L'oro si ricava con diversi sistemi secondo il modo ed il luogo nel quale si trova. Se esiste nelle pietre, bisogna triturarle e ridurle quasi in polvere e trattare poi questa come le sabbie contenenti oro; dalle sabbie si estrae con la lavatura continuata finche' il metallo prezioso rimanga solo, nel fondo del recipiente; si puo' anche procedere per fusione od amalgamando la massa col mercurio, che unisce all'oro, dal quale poi si separa a mezzo della filtrazione della coppellazione e partizione.
I procedimenti moderni pero' permettono di ricavare dalle rocce quarzose ridotte in polvere quasi tutto l'oro, mentre coi procedimenti sopra indicati molto metallo va perduto. Questi procedimenti sono detti di cianurazione perché traggono partito dall'azione solvente che ha per l'oro la soluzione di cianuro di potassio. Ottenuta la soluzione, si precipita l'oro chimicamente mediante introduzione di lastre di zinco o alluminio. La polvere impalpabile e scura che si ottiene si fa fondere. Altro procedimento è quello della clorurazione detto di Plankner.
Tanto l'oro in pepite o granelli quanto quello di pesca non sono mai puri, ma contengono un po' d'argento, di rame e tracce d'altri metalli. Il piu' fino varia da 700 a 950/1000 circa, secondo la provenienza ed il modo di ricavarlo.

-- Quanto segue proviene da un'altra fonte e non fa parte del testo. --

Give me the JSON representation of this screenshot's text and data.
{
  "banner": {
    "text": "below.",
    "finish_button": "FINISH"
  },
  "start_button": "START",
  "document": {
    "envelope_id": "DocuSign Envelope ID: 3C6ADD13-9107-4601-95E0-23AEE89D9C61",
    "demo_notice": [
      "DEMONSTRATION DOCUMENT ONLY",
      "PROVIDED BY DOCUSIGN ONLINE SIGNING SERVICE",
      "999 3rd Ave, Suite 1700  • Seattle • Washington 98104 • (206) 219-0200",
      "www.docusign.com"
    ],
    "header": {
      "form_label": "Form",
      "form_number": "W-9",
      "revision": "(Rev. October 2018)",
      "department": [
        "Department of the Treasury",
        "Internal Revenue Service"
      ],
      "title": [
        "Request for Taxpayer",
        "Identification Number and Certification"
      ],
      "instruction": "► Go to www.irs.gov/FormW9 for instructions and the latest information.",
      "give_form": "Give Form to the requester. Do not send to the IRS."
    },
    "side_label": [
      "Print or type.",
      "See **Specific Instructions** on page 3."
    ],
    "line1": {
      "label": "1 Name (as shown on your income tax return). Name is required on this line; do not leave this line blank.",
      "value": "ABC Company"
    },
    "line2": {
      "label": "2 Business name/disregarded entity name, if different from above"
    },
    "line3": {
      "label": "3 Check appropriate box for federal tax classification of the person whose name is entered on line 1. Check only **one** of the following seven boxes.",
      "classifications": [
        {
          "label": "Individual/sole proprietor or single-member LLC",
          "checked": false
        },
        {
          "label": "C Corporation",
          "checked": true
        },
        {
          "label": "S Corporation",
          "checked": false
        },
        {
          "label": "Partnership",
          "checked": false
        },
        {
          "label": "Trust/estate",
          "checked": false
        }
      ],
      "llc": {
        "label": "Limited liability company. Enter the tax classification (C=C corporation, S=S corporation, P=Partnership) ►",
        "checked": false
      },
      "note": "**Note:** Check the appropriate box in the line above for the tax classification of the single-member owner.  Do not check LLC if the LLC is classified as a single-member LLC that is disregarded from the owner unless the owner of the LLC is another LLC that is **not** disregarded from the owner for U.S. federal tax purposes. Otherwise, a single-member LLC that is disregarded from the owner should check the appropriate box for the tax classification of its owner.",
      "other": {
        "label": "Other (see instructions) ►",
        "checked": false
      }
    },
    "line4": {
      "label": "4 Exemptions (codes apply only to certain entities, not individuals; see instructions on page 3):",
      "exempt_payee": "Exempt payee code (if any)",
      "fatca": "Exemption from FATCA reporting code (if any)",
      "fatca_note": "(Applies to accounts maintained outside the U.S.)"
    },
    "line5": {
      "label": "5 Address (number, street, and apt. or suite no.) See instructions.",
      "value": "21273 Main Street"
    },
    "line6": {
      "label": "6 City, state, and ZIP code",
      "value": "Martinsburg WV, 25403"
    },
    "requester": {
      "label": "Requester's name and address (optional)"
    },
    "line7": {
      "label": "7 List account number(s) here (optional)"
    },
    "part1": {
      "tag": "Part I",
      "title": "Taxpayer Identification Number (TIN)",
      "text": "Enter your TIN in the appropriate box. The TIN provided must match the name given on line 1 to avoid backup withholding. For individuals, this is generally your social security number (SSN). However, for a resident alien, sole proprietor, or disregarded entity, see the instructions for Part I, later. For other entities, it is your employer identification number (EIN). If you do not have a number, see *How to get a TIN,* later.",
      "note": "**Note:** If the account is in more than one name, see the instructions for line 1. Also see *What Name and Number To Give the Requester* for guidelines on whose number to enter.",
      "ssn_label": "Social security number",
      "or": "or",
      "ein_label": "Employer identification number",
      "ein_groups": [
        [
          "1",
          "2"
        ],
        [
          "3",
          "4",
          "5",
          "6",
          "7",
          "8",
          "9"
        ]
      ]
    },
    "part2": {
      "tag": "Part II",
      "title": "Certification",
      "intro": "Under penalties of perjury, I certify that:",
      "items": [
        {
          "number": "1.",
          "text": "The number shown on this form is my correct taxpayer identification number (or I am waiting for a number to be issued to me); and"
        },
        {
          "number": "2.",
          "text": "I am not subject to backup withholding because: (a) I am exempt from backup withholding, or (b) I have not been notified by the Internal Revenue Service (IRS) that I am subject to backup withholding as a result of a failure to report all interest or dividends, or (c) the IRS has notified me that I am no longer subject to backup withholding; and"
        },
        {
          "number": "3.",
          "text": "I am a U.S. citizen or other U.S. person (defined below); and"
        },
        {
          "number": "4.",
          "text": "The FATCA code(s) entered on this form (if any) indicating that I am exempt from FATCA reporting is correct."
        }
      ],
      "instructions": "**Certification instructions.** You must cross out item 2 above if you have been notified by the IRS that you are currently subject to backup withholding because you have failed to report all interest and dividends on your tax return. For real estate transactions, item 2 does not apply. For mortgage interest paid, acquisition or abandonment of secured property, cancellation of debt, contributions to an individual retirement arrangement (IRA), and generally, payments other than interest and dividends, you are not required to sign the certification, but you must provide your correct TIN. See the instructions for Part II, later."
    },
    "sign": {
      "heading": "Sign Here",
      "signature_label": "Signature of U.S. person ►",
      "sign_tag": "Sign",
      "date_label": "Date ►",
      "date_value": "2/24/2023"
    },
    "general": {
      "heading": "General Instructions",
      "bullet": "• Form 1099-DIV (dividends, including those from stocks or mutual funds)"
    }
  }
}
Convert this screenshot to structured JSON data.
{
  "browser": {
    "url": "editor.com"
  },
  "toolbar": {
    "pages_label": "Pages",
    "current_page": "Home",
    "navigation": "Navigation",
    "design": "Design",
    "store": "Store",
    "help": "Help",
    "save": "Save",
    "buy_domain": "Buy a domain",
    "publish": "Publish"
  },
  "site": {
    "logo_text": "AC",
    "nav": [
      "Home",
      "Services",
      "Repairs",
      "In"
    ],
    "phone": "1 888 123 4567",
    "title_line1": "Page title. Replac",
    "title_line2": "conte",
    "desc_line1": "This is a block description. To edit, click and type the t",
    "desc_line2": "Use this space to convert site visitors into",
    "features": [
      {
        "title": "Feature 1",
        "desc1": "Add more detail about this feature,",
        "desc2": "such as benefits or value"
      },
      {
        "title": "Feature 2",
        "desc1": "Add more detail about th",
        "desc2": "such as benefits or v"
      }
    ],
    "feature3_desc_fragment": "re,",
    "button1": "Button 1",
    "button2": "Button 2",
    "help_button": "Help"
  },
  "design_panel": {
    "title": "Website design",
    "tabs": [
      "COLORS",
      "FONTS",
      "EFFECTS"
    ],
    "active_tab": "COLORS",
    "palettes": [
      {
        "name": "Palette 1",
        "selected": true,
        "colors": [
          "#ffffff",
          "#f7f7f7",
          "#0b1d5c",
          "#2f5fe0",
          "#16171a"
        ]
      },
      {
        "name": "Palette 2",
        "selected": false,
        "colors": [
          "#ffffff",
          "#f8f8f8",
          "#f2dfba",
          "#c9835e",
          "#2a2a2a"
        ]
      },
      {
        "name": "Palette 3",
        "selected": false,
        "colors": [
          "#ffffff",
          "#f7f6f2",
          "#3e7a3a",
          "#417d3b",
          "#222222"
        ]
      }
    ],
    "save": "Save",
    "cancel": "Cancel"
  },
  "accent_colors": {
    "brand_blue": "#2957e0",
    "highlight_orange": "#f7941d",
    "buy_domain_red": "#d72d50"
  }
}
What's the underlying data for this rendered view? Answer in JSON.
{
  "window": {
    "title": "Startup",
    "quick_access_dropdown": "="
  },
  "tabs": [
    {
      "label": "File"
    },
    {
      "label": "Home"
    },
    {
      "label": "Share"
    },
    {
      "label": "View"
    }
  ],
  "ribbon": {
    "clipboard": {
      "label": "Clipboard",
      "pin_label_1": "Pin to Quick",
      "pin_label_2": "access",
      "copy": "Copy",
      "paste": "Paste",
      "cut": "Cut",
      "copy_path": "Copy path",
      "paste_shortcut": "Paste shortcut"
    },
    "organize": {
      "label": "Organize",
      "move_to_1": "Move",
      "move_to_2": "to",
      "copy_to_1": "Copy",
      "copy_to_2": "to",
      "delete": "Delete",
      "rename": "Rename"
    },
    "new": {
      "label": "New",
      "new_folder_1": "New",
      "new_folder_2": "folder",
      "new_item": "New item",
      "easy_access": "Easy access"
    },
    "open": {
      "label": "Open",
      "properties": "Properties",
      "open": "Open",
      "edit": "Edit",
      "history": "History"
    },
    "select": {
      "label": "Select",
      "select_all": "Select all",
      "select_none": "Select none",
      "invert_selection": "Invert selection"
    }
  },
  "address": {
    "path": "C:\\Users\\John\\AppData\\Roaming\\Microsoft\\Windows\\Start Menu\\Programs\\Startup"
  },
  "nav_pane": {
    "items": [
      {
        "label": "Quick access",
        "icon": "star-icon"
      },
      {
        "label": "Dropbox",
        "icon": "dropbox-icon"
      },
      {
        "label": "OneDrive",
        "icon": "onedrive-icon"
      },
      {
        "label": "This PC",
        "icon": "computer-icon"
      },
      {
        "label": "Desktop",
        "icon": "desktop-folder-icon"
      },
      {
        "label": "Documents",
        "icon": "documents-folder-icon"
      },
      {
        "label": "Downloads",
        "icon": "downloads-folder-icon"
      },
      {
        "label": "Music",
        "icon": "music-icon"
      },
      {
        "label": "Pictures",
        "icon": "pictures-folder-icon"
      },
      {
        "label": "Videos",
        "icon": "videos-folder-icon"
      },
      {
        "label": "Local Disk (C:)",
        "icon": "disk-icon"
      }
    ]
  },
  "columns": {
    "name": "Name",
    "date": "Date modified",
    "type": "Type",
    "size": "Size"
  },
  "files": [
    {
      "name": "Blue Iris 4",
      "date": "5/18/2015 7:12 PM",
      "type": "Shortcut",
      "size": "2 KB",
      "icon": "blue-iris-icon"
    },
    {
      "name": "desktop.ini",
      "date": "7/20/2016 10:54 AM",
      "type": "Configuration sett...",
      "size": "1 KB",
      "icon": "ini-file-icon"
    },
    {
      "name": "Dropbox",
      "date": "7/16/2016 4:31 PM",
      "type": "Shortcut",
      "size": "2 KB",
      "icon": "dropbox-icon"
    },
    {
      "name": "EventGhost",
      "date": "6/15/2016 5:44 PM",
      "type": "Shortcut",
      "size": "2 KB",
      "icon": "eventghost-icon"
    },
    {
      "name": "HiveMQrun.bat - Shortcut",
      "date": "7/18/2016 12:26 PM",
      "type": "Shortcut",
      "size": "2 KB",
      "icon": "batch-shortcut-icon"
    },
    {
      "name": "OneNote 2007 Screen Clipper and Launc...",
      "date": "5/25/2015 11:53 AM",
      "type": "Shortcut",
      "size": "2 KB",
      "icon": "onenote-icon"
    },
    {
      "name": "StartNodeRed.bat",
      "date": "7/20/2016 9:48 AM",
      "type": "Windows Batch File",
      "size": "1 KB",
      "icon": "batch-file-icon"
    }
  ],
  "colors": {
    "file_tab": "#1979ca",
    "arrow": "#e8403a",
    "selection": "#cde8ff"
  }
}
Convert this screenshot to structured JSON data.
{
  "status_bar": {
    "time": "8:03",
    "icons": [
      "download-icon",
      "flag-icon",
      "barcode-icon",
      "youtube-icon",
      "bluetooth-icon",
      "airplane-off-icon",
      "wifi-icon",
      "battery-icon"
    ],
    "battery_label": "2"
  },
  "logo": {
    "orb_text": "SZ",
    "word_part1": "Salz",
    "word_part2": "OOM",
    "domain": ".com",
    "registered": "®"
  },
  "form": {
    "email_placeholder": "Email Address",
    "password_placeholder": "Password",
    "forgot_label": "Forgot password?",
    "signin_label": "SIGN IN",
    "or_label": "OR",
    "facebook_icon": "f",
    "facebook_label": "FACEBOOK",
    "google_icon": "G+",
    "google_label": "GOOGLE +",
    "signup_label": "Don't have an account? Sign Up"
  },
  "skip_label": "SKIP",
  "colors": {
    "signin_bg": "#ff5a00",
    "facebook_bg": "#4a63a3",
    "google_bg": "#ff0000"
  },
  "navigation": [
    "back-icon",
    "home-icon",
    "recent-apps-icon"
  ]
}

Proprietà fisiche dell'oro
L'oro puro ha un bel colore giallo vivo e non ossida all'aria, né viene intaccato dalla maggior parte degli acidi. Fra i metalli puri esso è il piu' malleabile ed il piu' duttile, ossia il piu' facile a lavorarsi al laminatoio ed alla trafila, per contro è uno dei densi, essendo il suo peso specifico 19,30. Fonde a 1064° gradi e volatilizza a una temperatura assai maggiore (ebollizione a 2600°). Per i suoi pregi fu scelto fino da tempi antichissimi a rappresentare il valore e per fare ornamenti, unendolo pero' ad altri metalli perché acquistasse la durezza che non ha allo stato puro.
Titolo dell'oro
Ragguaglio delle espressioni in carati e millesimi per indicare il titolo dell'oro:
1 carato equivale a 41,67/1000
6 carati equivalgono a 250/1000
8 carati " " 333,33/1000
12 carati " " 500/1000
14 carati " " 583,33/1000
18 carati " " 750/1000
22 carati " " 916,74/1000
24 carati " " 1000/1000
Leghe
L'oreficeria si fabbrica nei titoli 750/1000 e 585/1000, cioè con leghe aventi rispettivamente 3/4 e 117/200 cioè poco meno di 3/5 d'oro in unione ad altri metalli (per lo piu' rame e argento), che variano nella proporzione a seconda della tinta che si vuol ottenere. Sono tuttavia ammessi anche i titoli 500/1000 e 333/1000.